In most of his previous races, Cordmaker has attempted to rally from off the pace and often settled for minor spoils. But prior to the Harrison Johnson in March, Jenkins altered the training regimen on his current top trainee to sharpen his early speed. With a bullet work under his belt, Cordmaker and jockey Victor Carrasco displayed a different tactic and led throughout en route to a sharp score in the nine-furlong affair.

Jenkins hopes past is prologue.

“Victor has done a good job on him and now he’s been focused more on putting him in the race early,” Jenkins said. “For a long time, this horse would sit back and try to make one big run and he would get hurt by the pace or run into traffic trouble. Now that he can lay close, he’s able to benefit from the pace and not have any traffic trouble. We’re just hoping he can get a good trip and sit just off the pace on Friday. He came out of the Harrison Johnson great and he’s been training really good since then and we’re hoping he runs his race on Friday.”

Racing for trainer Claudio Gonzalez and his MCA Racing Stable, Harpers First Ride (David Cohen) captured the most recent edition of the Pimlico Special last fall when many of the Maryland’s major stakes were offered four months later than normal amid because of the COVID-19 pandemic. He ended the campaign by taking the Native Dancer Stakes at Laurel Park, his seventh win in 11 starts during a season in which he banked nearly $500,000.

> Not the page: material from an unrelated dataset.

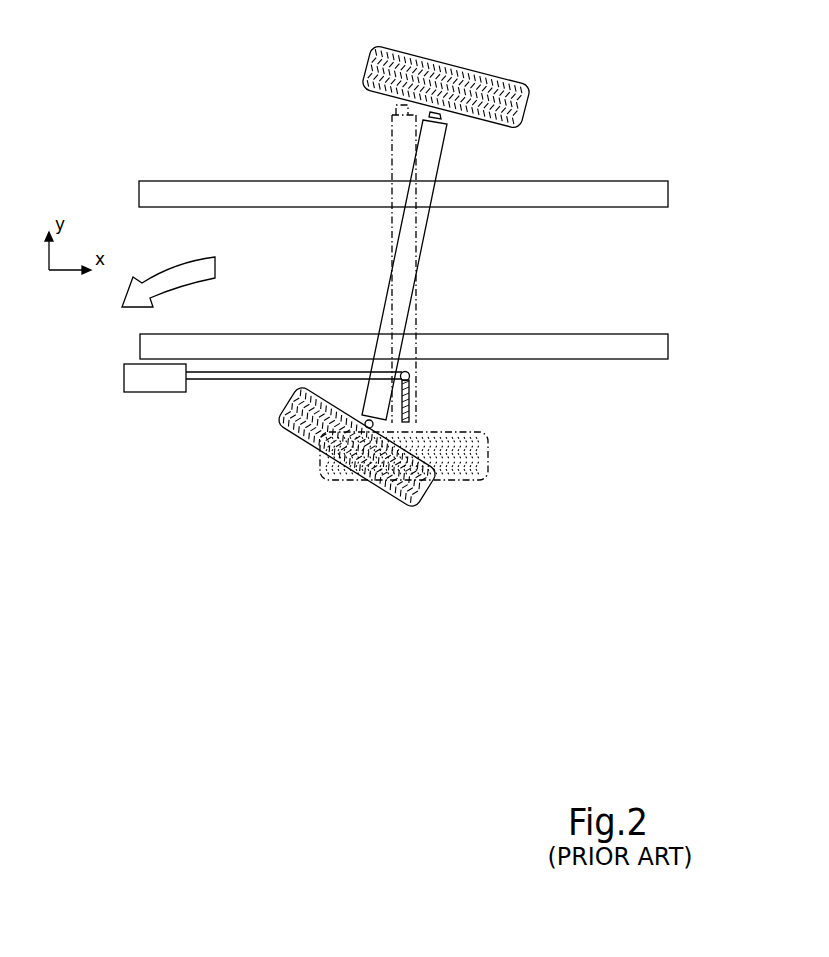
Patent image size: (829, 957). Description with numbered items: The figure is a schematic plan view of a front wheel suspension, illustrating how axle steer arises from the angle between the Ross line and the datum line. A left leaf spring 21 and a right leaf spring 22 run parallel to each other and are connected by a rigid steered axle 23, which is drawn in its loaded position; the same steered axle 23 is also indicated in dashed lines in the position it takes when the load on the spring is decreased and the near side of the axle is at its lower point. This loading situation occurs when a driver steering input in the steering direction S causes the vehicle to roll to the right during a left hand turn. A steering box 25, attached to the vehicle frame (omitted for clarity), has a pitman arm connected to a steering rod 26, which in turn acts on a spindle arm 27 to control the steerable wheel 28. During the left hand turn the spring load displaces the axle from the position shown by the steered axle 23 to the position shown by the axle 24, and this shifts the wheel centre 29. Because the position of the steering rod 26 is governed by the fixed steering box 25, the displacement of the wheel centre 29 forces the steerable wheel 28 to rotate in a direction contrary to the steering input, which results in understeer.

Gonzalez sold him following his season-ending win in the Native Dancer. The Paynter gelding, now owned by GMP Stables LLC, Arnold Bennewith, and Cypress Creek Equine, has yet to hit the board in three starts this year, including a 12th place finish in the Grade 1 Pegasus World Cup at Gulfstream Park won by fellow Maryland-bred Knicks Go.

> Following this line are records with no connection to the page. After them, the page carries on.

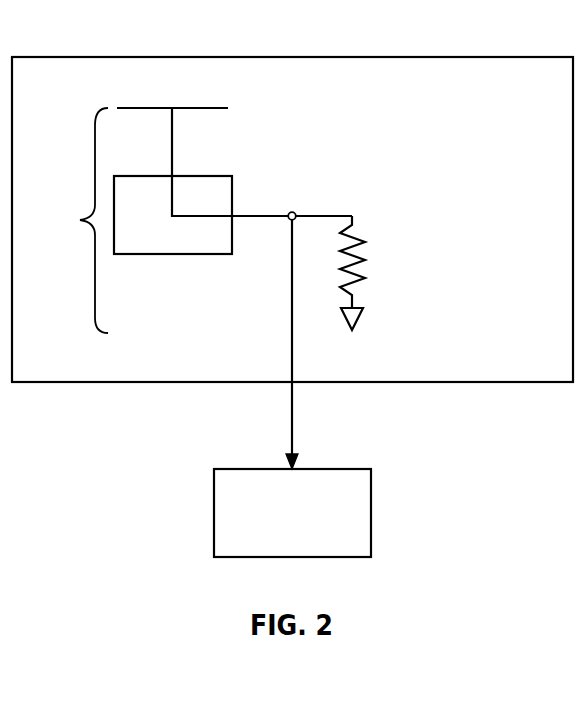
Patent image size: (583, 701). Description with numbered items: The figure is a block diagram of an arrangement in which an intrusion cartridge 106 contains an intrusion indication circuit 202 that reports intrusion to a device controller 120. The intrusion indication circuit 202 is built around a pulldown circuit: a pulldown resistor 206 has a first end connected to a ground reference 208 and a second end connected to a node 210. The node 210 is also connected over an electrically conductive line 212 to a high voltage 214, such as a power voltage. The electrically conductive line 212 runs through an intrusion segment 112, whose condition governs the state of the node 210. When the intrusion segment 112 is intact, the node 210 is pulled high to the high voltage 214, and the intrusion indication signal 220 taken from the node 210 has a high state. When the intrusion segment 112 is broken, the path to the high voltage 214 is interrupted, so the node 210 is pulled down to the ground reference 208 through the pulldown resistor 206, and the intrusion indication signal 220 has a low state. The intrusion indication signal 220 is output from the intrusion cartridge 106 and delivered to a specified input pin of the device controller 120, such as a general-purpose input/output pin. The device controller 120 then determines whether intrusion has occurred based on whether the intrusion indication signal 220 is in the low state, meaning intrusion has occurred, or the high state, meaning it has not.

The intrusion cartridge 106 is at (118, 57).
The intrusion indication circuit 202 is at (69, 220).
The high voltage 214 is at (143, 107).
The electrically conductive line 212 is at (201, 218).
The intrusion segment 112 is at (174, 255).
The node 210 is at (292, 211).
The pulldown resistor 206 is at (372, 258).
The ground reference 208 is at (362, 325).
The intrusion indication signal 220 is at (294, 402).
The device controller 120 is at (277, 558).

“We had some issues with his feet and got those fixed up,” trainer Robertino Diodoro said in a press release. “To be honest, this is the best he’s been doing since we’ve had him. He’s doing really good. He worked really well at Churchill. Ever since we got some news shoes on him, the last couple of weeks he’s been like a completely different horse. We’re actually pretty excited about Friday.”